The presence of counterfeit pharmaceutical products poses an obvious hazard to human health. Multispectral imaging can be used to identify counterfeits through analysis of both packaging and product. Although visually it may be difficult to detect counterfeit packaging, it is a simple matter to automatically compare the shape and size of characters, trademarks, company names and logos on good/bad packaging.

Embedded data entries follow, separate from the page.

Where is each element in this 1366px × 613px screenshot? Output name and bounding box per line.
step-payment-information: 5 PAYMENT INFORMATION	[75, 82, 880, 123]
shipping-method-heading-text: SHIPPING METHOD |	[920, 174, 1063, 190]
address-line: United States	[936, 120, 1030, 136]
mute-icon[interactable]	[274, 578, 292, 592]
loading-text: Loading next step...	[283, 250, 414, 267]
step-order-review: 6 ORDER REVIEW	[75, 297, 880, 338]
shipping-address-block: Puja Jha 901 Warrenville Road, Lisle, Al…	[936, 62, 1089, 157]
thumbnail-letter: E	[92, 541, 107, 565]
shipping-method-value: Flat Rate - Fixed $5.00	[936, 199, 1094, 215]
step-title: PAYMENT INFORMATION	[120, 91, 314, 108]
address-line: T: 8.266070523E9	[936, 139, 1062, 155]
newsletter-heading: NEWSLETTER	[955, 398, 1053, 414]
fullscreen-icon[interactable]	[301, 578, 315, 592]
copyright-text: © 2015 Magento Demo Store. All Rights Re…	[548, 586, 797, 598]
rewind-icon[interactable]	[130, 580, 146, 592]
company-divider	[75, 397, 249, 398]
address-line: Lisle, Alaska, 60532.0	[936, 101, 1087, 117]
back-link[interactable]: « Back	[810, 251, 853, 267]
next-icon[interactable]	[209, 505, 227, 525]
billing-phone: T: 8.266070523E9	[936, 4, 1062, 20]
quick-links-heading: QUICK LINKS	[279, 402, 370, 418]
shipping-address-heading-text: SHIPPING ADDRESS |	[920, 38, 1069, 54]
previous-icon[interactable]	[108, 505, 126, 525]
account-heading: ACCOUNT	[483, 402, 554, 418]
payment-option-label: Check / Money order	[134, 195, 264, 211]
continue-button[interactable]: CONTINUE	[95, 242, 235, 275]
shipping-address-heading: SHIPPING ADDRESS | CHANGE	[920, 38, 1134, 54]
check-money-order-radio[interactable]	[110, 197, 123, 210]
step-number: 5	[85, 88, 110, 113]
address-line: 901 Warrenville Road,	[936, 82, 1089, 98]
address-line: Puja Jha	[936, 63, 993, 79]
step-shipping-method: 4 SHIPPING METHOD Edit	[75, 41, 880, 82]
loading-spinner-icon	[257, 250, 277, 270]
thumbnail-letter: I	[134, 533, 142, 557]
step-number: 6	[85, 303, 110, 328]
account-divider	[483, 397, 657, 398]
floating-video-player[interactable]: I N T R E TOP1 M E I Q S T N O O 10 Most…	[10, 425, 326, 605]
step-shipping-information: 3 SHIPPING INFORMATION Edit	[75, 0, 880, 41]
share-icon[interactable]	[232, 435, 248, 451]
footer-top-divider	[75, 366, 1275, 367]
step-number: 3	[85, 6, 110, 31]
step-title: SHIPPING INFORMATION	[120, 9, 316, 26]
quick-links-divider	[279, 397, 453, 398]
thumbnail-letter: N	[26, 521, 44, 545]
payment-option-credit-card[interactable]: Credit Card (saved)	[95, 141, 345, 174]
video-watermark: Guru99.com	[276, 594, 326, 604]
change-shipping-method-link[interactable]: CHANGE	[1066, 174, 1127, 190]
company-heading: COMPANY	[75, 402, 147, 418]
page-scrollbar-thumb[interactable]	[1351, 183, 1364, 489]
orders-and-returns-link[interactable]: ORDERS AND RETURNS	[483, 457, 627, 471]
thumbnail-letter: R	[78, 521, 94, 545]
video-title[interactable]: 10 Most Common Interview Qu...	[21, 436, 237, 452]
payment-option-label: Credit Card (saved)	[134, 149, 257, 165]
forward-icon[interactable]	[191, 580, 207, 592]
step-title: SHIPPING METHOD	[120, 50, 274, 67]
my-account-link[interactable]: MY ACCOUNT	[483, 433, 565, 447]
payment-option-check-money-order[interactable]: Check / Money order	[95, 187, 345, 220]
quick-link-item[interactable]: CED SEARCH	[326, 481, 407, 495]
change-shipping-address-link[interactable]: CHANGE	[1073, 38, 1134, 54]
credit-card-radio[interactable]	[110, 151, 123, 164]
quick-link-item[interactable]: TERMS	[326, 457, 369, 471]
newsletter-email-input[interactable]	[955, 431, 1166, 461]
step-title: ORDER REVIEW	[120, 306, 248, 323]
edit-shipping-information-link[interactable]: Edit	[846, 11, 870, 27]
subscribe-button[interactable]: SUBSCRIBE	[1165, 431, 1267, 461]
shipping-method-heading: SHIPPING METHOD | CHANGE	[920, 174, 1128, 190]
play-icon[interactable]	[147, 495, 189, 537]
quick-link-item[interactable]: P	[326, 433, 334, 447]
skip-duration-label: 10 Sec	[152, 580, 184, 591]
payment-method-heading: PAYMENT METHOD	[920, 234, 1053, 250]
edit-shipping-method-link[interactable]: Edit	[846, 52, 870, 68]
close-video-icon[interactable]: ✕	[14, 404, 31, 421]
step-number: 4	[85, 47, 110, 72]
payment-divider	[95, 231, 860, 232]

The use of specialised inks and texture effects on authentic packaging is simple to detect.
Figure 7. A comparison between authentic and counterfeit packaging with multi-spectral imaging highlighting differences seen by multispectral imaging that would not be obvious through visual inspection alone.
Characterizing the product itself is also straightforward. Subtle changes in size, shape, colour, and markings can all be combined and used to automatically detect counterfeits. Once presented with examples of counterfeit products, the VideomaterLab 4 can learn to identify counterfeit products when presented with unknown samples. Alternatively, it can simply look for differences among a sample of unknown drug products and identify any products that vary, although without knowing which products are legitimate and which are counterfeit.
Figure 8: RGB and pseudo images of authentic (right) and counterfeit (left) drug.
The VideometerLab 4 is even able to identify non-conforming product in the package without removing the product from the original blister packaging or bottle (Figures 8)
Figure 9. The authentic tablets on the right can be differentiated from the counterfeit tablets on the left using multi-spectral imaging while still in the blister pack.
Multispectral imaging technology has the potential to become an important tool for measurements of non-homogeneous samples in the pharmaceutical industry. High-performing and relatively inexpensive systems are available to provide accurate results in a broad range of critical applications.